Every day, 150 helpers from the surrounding villages come to the kibbutz to help the members cultivate its own vegetables and fruit. The place also has vineyards, a winery and even a tasting room. If that wasn’t enough to keep everyone busy there is also a stable with horses, an organic goat milk dairy, a bakery and a kennel for the increasingly popular, mini Schnauzers. 

A non-profit organisation, the kibbutz offers the special needs inhabitants a vocation, an opportunity to develop, a place to deal with their frustrations and challenges, and last but not least, a home for life. 

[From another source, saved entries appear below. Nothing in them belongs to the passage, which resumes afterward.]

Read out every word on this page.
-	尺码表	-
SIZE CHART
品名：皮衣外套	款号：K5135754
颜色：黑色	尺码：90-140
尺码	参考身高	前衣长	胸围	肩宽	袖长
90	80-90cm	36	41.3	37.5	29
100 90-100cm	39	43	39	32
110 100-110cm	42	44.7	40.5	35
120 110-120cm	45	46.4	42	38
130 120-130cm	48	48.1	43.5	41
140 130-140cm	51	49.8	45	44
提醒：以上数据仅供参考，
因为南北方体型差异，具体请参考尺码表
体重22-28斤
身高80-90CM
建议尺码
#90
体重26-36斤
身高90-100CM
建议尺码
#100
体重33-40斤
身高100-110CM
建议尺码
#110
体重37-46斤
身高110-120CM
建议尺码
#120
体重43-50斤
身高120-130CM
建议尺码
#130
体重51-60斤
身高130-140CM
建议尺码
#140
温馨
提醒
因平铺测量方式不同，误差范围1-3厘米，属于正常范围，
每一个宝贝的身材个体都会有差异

All great things start off small and Kishorit is no exception. In the beginning it only had four members, four staff members. In a land with thousands of years history the kibbutz is “brand new.” It was founded in 1997 by Shuki Levinger, a social worker, and Yael Shilo who had a special needs stepson.  The idea that it was possible to create a home for special needs adults from all ethnic backgrounds caught on much quicker than anyone could have imagined. A visitor today will see a a thriving environment where the broken and forgotten are now living independent, productive and happy lives. Shuki is convinced that this is the outcome of caring for one’s neighbour. The actions and care for the community were exemplified in the life of Honi the Circle Maker, and in Kishorit, these very things are still happening today.